If we scroll down here, you see these movies here, Using Xcode with the exercises, Using Microsoft Visual Studio with the exercises, from C++ Essential Training will tell you what you need to be able to use the exercise files in this course. The code in this course requires a standards compliant C++ runtime library. Unfortunately, if you're using Microsoft Visual C++, there are a few standard functions missing from the library. I have provided suitable replacements for the missing functions here in the exercise files.
To use these functions, I'm gonna come up here to my working project and I'm going to add existing item and here I am in the ExerciseFiles. These two files here, and I'm holding down ctrl to select both of them, you can just go ahead and add those to your library and leave them there. And they'll be used when they're needed. Then when I need to add one of the exercise files, for example, here I'm gonna make a working copy of this rational-04 and I'm gonna add the copy, and there it is.
Then I just press F7 and it will build and I can go ahead and switch to my console and run it, and you can see that it works perfectly. So that code, here it says "ifdef", this is an ifdef that checks to see that we're using a Microsoft compiler. It'll go ahead and include this posix.h which has the missing functions and it will also compile this bw_msposix.cpp which has the code for these missing functions and it will all just work perfectly.
Then when you're done with a given exercise file, you can just select that file and delete it from your project and then add another one, like for example, here I'm gonna go ahead and delete that working copy.
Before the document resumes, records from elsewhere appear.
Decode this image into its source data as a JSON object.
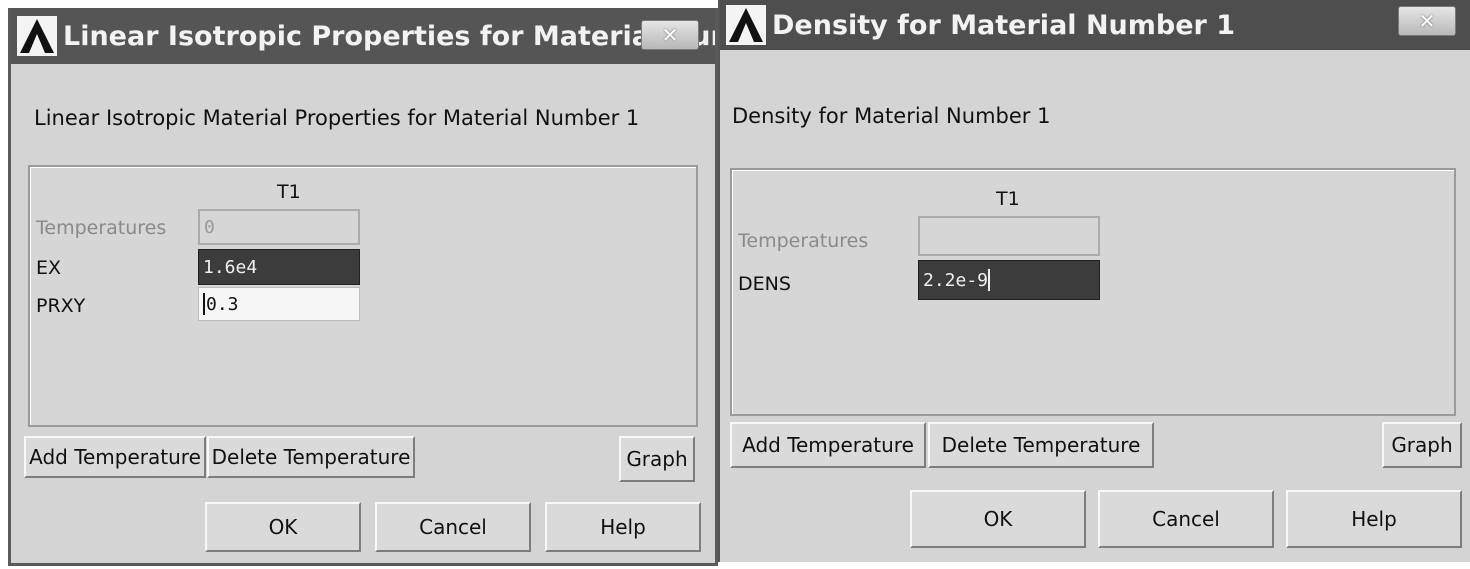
{
  "dialog1": {
    "title": "Linear Isotropic Properties for Material Num...",
    "close_label": "✕",
    "heading": "Linear Isotropic Material Properties for Material Number 1",
    "column_header": "T1",
    "rows": [
      {
        "label": "Temperatures",
        "value": "0"
      },
      {
        "label": "EX",
        "value": "1.6e4"
      },
      {
        "label": "PRXY",
        "value": "0.3"
      }
    ],
    "buttons": {
      "add_temperature": "Add Temperature",
      "delete_temperature": "Delete Temperature",
      "graph": "Graph",
      "ok": "OK",
      "cancel": "Cancel",
      "help": "Help"
    }
  },
  "dialog2": {
    "title": "Density for Material Number 1",
    "close_label": "✕",
    "heading": "Density for Material Number 1",
    "column_header": "T1",
    "rows": [
      {
        "label": "Temperatures",
        "value": ""
      },
      {
        "label": "DENS",
        "value": "2.2e-9"
      }
    ],
    "buttons": {
      "add_temperature": "Add Temperature",
      "delete_temperature": "Delete Temperature",
      "graph": "Graph",
      "ok": "OK",
      "cancel": "Cancel",
      "help": "Help"
    }
  },
  "icons": {
    "app_logo": "ansys-logo-icon",
    "close": "close-icon"
  },
  "colors": {
    "titlebar": "#555555",
    "dialog_bg": "#d4d4d4",
    "selected_cell": "#3c3c3c"
  }
}
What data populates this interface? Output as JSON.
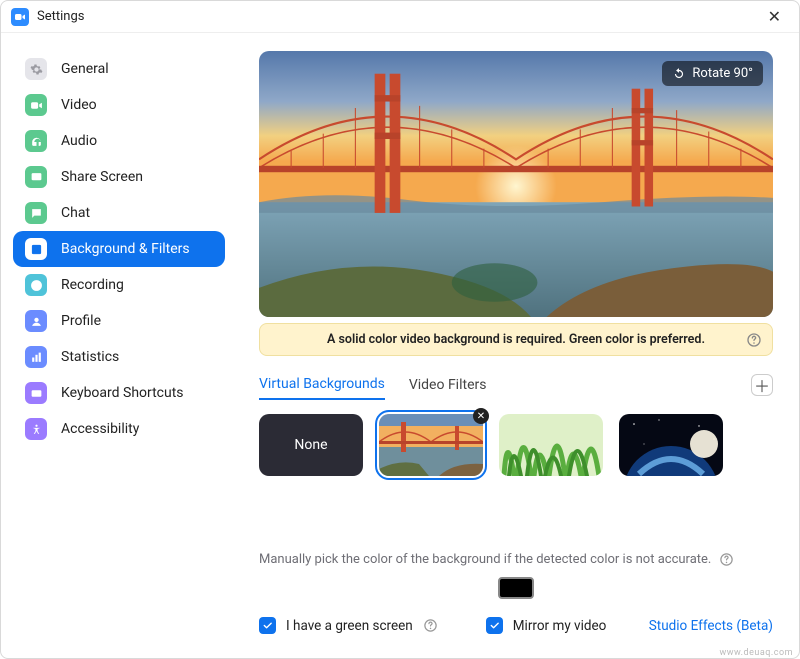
{
  "window": {
    "title": "Settings"
  },
  "sidebar": {
    "items": [
      {
        "label": "General"
      },
      {
        "label": "Video"
      },
      {
        "label": "Audio"
      },
      {
        "label": "Share Screen"
      },
      {
        "label": "Chat"
      },
      {
        "label": "Background & Filters"
      },
      {
        "label": "Recording"
      },
      {
        "label": "Profile"
      },
      {
        "label": "Statistics"
      },
      {
        "label": "Keyboard Shortcuts"
      },
      {
        "label": "Accessibility"
      }
    ],
    "active_index": 5
  },
  "preview": {
    "rotate_label": "Rotate 90°",
    "warning_text": "A solid color video background is required. Green color is preferred."
  },
  "tabs": {
    "items": [
      {
        "label": "Virtual Backgrounds"
      },
      {
        "label": "Video Filters"
      }
    ],
    "active_index": 0
  },
  "thumbnails": {
    "none_label": "None",
    "selected_index": 1,
    "items": [
      {
        "name": "none"
      },
      {
        "name": "bridge-sunset"
      },
      {
        "name": "grass"
      },
      {
        "name": "earth-space"
      }
    ]
  },
  "color_picker": {
    "hint": "Manually pick the color of the background if the detected color is not accurate.",
    "swatch_color": "#000000"
  },
  "options": {
    "green_screen_label": "I have a green screen",
    "green_screen_checked": true,
    "mirror_label": "Mirror my video",
    "mirror_checked": true,
    "studio_link": "Studio Effects (Beta)"
  },
  "watermark": "www.deuaq.com"
}
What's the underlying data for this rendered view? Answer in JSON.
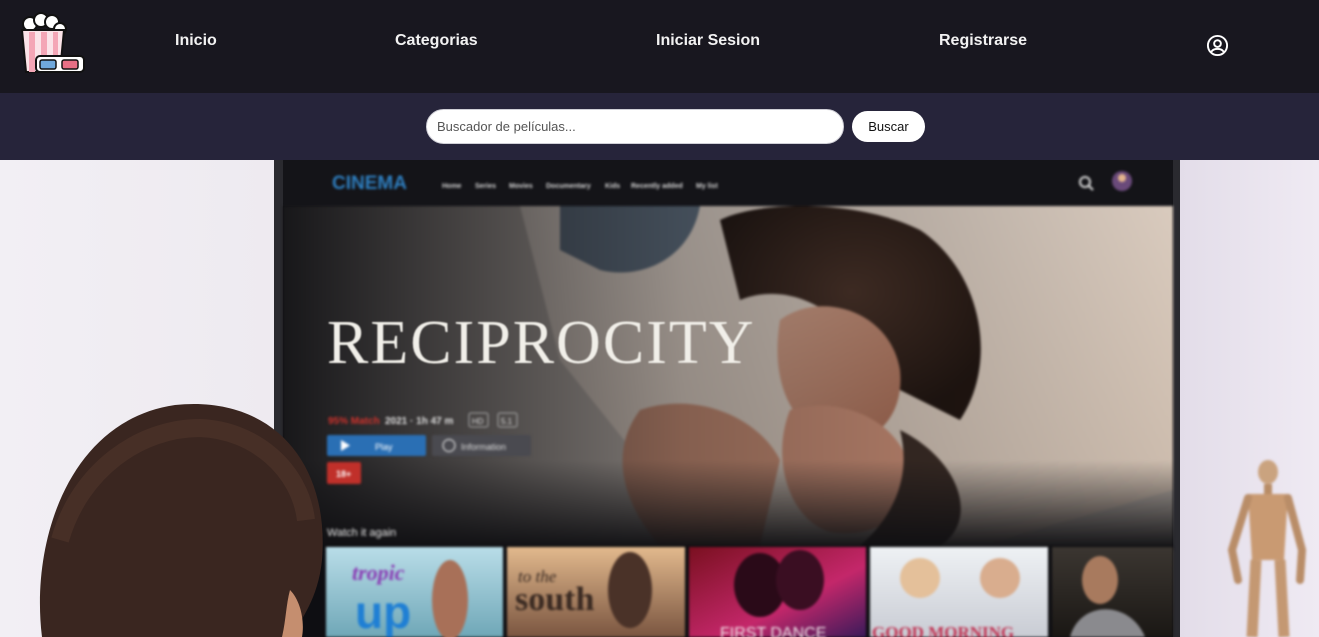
{
  "nav": {
    "items": [
      {
        "label": "Inicio"
      },
      {
        "label": "Categorias"
      },
      {
        "label": "Iniciar Sesion"
      },
      {
        "label": "Registrarse"
      }
    ],
    "logo_icon": "popcorn-3d-glasses-icon",
    "user_icon": "user-circle-icon"
  },
  "search": {
    "placeholder": "Buscador de películas...",
    "value": "",
    "button_label": "Buscar"
  },
  "hero": {
    "tv": {
      "brand": "CINEMA",
      "menu": [
        "Home",
        "Series",
        "Movies",
        "Documentary",
        "Kids",
        "Recently added",
        "My list"
      ],
      "featured_title": "RECIPROCITY",
      "match": "95% Match",
      "meta": "2021 · 1h 47 m",
      "badges": [
        "HD",
        "5.1"
      ],
      "play_label": "Play",
      "info_label": "Information",
      "rating": "18+",
      "row_title": "Watch it again",
      "thumbnails": [
        {
          "line1": "tropic",
          "line2": "up"
        },
        {
          "line1": "to the",
          "line2": "south"
        },
        {
          "line1": "FIRST DANCE",
          "line2": ""
        },
        {
          "line1": "GOOD MORNING",
          "line2": ""
        },
        {
          "line1": "",
          "line2": ""
        }
      ]
    },
    "colors": {
      "wall": "#e9e6ee",
      "tv_screen": "#0e0e12",
      "brand": "#2f7fc0",
      "accent_red": "#c0302a",
      "play_blue": "#2a6fb4"
    }
  }
}
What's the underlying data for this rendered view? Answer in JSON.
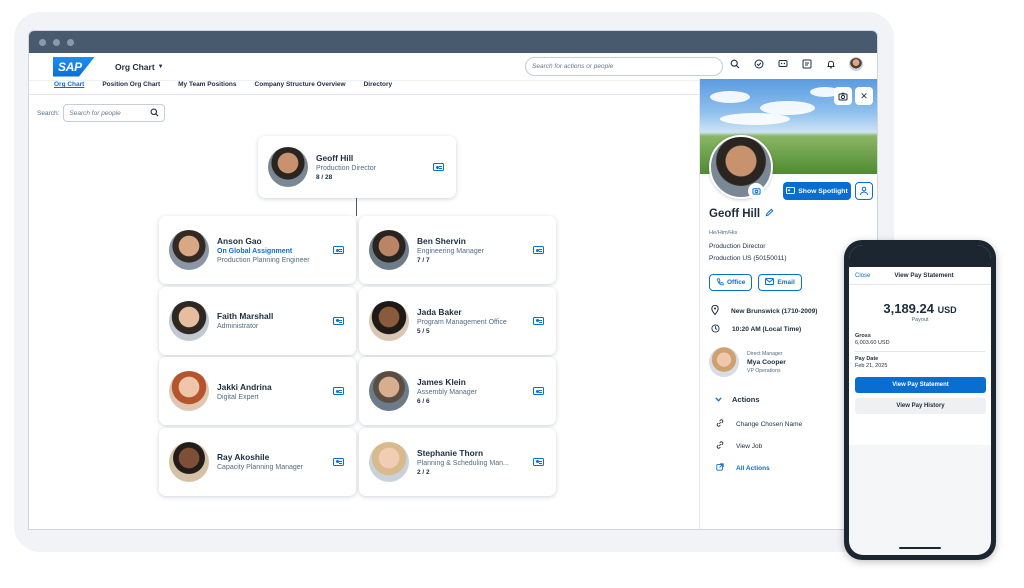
{
  "shell": {
    "logo": "SAP",
    "app_title": "Org Chart",
    "search_placeholder": "Search for actions or people"
  },
  "tabs": [
    "Org Chart",
    "Position Org Chart",
    "My Team Positions",
    "Company Structure Overview",
    "Directory"
  ],
  "search": {
    "label": "Search:",
    "placeholder": "Search for people"
  },
  "root": {
    "name": "Geoff Hill",
    "title": "Production Director",
    "count": "8 / 28"
  },
  "reports": [
    {
      "name": "Anson Gao",
      "status": "On Global Assignment",
      "title": "Production Planning Engineer",
      "count": ""
    },
    {
      "name": "Ben Shervin",
      "status": "",
      "title": "Engineering Manager",
      "count": "7 / 7"
    },
    {
      "name": "Faith Marshall",
      "status": "",
      "title": "Administrator",
      "count": ""
    },
    {
      "name": "Jada Baker",
      "status": "",
      "title": "Program Management Office",
      "count": "5 / 5"
    },
    {
      "name": "Jakki Andrina",
      "status": "",
      "title": "Digital Expert",
      "count": ""
    },
    {
      "name": "James Klein",
      "status": "",
      "title": "Assembly Manager",
      "count": "6 / 6"
    },
    {
      "name": "Ray Akoshile",
      "status": "",
      "title": "Capacity Planning Manager",
      "count": ""
    },
    {
      "name": "Stephanie Thorn",
      "status": "",
      "title": "Planning & Scheduling Man...",
      "count": "2 / 2"
    }
  ],
  "profile": {
    "name": "Geoff Hill",
    "pronouns": "He/Him/His",
    "title": "Production Director",
    "department": "Production US (50150011)",
    "spotlight_label": "Show Spotlight",
    "office_label": "Office",
    "email_label": "Email",
    "location": "New Brunswick (1710-2009)",
    "local_time": "10:20 AM (Local Time)",
    "manager_label": "Direct Manager",
    "manager_name": "Mya Cooper",
    "manager_title": "VP Operations",
    "actions_label": "Actions",
    "actions": [
      "Change Chosen Name",
      "View Job"
    ],
    "all_actions": "All Actions"
  },
  "phone": {
    "close_label": "Close",
    "title": "View Pay Statement",
    "amount": "3,189.24",
    "currency": "USD",
    "amount_caption": "Payout",
    "gross_label": "Gross",
    "gross_value": "6,003.60 USD",
    "paydate_label": "Pay Date",
    "paydate_value": "Feb 21, 2025",
    "primary_button": "View Pay Statement",
    "secondary_button": "View Pay History"
  },
  "colors": {
    "brand": "#0a6ed1",
    "titlebar": "#475a6e",
    "text": "#1d2d3e"
  }
}
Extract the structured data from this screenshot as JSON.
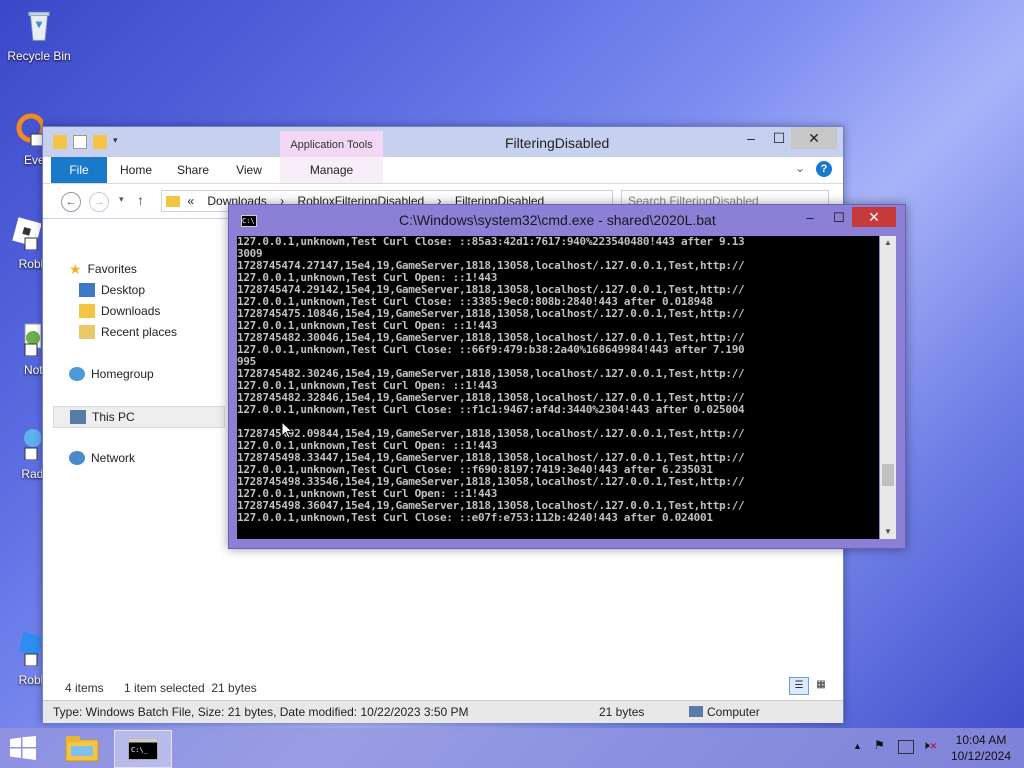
{
  "desktop": {
    "icons": [
      {
        "label": "Recycle Bin"
      },
      {
        "label": "Everyt"
      },
      {
        "label": "Roblox"
      },
      {
        "label": "Notep"
      },
      {
        "label": "Radmi"
      },
      {
        "label": "Roblox"
      }
    ]
  },
  "explorer": {
    "title": "FilteringDisabled",
    "app_tools": "Application Tools",
    "tabs": [
      "File",
      "Home",
      "Share",
      "View",
      "Manage"
    ],
    "address": {
      "prefix": "«",
      "crumbs": [
        "Downloads",
        "RobloxFilteringDisabled",
        "FilteringDisabled"
      ]
    },
    "search_placeholder": "Search FilteringDisabled",
    "nav": {
      "favorites": "Favorites",
      "favorites_items": [
        "Desktop",
        "Downloads",
        "Recent places"
      ],
      "homegroup": "Homegroup",
      "this_pc": "This PC",
      "network": "Network"
    },
    "status": {
      "items": "4 items",
      "selected": "1 item selected  21 bytes"
    },
    "details": {
      "info": "Type: Windows Batch File, Size: 21 bytes, Date modified: 10/22/2023 3:50 PM",
      "size": "21 bytes",
      "location": "Computer"
    }
  },
  "cmd": {
    "title": "C:\\Windows\\system32\\cmd.exe - shared\\2020L.bat",
    "lines": [
      "127.0.0.1,unknown,Test Curl Close: ::85a3:42d1:7617:940%223540480!443 after 9.13",
      "3009",
      "1728745474.27147,15e4,19,GameServer,1818,13058,localhost/.127.0.0.1,Test,http://",
      "127.0.0.1,unknown,Test Curl Open: ::1!443",
      "1728745474.29142,15e4,19,GameServer,1818,13058,localhost/.127.0.0.1,Test,http://",
      "127.0.0.1,unknown,Test Curl Close: ::3385:9ec0:808b:2840!443 after 0.018948",
      "1728745475.10846,15e4,19,GameServer,1818,13058,localhost/.127.0.0.1,Test,http://",
      "127.0.0.1,unknown,Test Curl Open: ::1!443",
      "1728745482.30046,15e4,19,GameServer,1818,13058,localhost/.127.0.0.1,Test,http://",
      "127.0.0.1,unknown,Test Curl Close: ::66f9:479:b38:2a40%168649984!443 after 7.190",
      "995",
      "1728745482.30246,15e4,19,GameServer,1818,13058,localhost/.127.0.0.1,Test,http://",
      "127.0.0.1,unknown,Test Curl Open: ::1!443",
      "1728745482.32846,15e4,19,GameServer,1818,13058,localhost/.127.0.0.1,Test,http://",
      "127.0.0.1,unknown,Test Curl Close: ::f1c1:9467:af4d:3440%2304!443 after 0.025004",
      "",
      "1728745492.09844,15e4,19,GameServer,1818,13058,localhost/.127.0.0.1,Test,http://",
      "127.0.0.1,unknown,Test Curl Open: ::1!443",
      "1728745498.33447,15e4,19,GameServer,1818,13058,localhost/.127.0.0.1,Test,http://",
      "127.0.0.1,unknown,Test Curl Close: ::f690:8197:7419:3e40!443 after 6.235031",
      "1728745498.33546,15e4,19,GameServer,1818,13058,localhost/.127.0.0.1,Test,http://",
      "127.0.0.1,unknown,Test Curl Open: ::1!443",
      "1728745498.36047,15e4,19,GameServer,1818,13058,localhost/.127.0.0.1,Test,http://",
      "127.0.0.1,unknown,Test Curl Close: ::e07f:e753:112b:4240!443 after 0.024001"
    ]
  },
  "taskbar": {
    "time": "10:04 AM",
    "date": "10/12/2024"
  },
  "colors": {
    "file_tab": "#1979ca",
    "cmd_frame": "#8b7fd6",
    "close_red": "#c73a3a",
    "app_tools_tab": "#f2d8f4"
  }
}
Just open, say this hello.cpp, I'll make a working copy of that and select that here and press F7 to build, and go ahead and run that in my console and it says "Hello, World!" So you can just leave these bw_msposix in here for the entire duration of your doing the exercise files in this course and it will totally solve the problem.
The exercise files are here to make your learning experience easier and more powerful so take your time, experiment a lot and happy learning.